Kata "fiktif" di sini sama sekali tidak tegas menunjukkan bahwa tindakan yang diterangkan kata itu buruk dan jahat. Kesannya seolah-olah begini: sebagaimana cerita fiktif tidak otomatis buruk dan jahat, demikian pula SPPD fiktif dan kuitansi fiktif. Jangan-jangan, suatu saat nanti, sebagai hasil imajinasi, SPPD fiktif dan kuitansi fiktif disejajarkan dengan roman, novel, cerpen, drama, film, sinetron.
Gejala apa yang terjadi dengan dua istilah ini? Eufemisme! Penghalusan ungkapan. Pelemahlembutan kata. Penyopansantunan bahasa. Yang begini-begini jagonya orang Indonesia. Rakyat lapar dihaluskan jadi rakyat "rawan pangan". Harga naik, oh bukan, harga "disesuaikan". Gaji tidak dibayar, oh bukan, gaji "belum" dibayar. Ditangkap polisi disebut "diamankan", padahal yang ditangkap itu tidak aman.
Disadari atau tidak, mekanisme psikologi berbahasa seperti itu jugalah yang terjadi ketika kita menghaluskan, melemahlembutkan, menyopan¬santunkan tindak kejahatan korupsi. SPPD tipu-tipuan koq disebut SPPD fiktif. Padahal itu SPPD palsu. Kuitansi bohong-bohongan kog disebut kuitansi fiktif. padahal itu kuitansi palsu.

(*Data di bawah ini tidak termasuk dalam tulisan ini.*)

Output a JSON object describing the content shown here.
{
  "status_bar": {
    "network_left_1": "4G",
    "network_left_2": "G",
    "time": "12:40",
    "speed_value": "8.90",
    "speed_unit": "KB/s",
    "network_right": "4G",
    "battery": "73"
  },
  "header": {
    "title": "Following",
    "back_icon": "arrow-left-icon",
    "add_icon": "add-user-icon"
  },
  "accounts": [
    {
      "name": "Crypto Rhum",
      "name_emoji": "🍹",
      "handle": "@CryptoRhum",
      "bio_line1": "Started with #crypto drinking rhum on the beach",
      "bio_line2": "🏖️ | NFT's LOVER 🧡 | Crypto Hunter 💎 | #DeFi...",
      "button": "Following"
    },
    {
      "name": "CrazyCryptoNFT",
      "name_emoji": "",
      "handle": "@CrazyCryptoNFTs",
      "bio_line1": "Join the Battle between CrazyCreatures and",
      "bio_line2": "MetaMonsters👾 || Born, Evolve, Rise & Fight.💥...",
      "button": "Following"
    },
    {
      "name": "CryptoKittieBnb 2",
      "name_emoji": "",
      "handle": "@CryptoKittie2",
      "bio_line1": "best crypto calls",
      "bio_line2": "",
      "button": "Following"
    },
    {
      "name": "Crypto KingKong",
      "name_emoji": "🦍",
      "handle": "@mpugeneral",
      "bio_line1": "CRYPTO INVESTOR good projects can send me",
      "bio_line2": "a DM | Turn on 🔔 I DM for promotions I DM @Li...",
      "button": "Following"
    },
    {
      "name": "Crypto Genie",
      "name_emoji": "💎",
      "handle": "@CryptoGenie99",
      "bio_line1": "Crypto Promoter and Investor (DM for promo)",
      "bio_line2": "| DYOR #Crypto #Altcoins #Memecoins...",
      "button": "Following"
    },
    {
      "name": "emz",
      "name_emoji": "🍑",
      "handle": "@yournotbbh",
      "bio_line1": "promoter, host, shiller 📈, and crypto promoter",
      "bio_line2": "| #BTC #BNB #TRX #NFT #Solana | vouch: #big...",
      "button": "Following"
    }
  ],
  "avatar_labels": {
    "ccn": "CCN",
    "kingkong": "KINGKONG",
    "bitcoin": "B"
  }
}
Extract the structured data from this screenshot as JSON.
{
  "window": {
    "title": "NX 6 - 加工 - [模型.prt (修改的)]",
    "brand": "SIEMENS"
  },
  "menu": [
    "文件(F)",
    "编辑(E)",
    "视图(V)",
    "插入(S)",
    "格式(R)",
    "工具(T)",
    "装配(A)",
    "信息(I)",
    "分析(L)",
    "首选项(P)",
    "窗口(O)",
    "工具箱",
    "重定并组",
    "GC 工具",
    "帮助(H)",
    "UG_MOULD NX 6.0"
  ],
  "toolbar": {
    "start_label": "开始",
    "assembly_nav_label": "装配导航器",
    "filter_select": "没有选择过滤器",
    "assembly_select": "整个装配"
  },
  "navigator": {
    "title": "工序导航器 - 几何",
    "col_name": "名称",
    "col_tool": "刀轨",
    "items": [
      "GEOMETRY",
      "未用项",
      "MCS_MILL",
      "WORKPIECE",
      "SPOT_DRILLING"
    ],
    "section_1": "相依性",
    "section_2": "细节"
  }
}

Kata "palsu" lebih jelas, lebih tegas, dan lebih tepat menunjukkan dimensi kejahatan dari tindakan itu. Sebaliknya kata "fiktif" hanya mengaburkannya, untuk kemudian, mungkin, menguburkannya. Simaklah KUHP. Yang ada di sana hanyalah istilah “pemalsuan”. Tidak ada istilah “pemfiktifan”. Hmmm.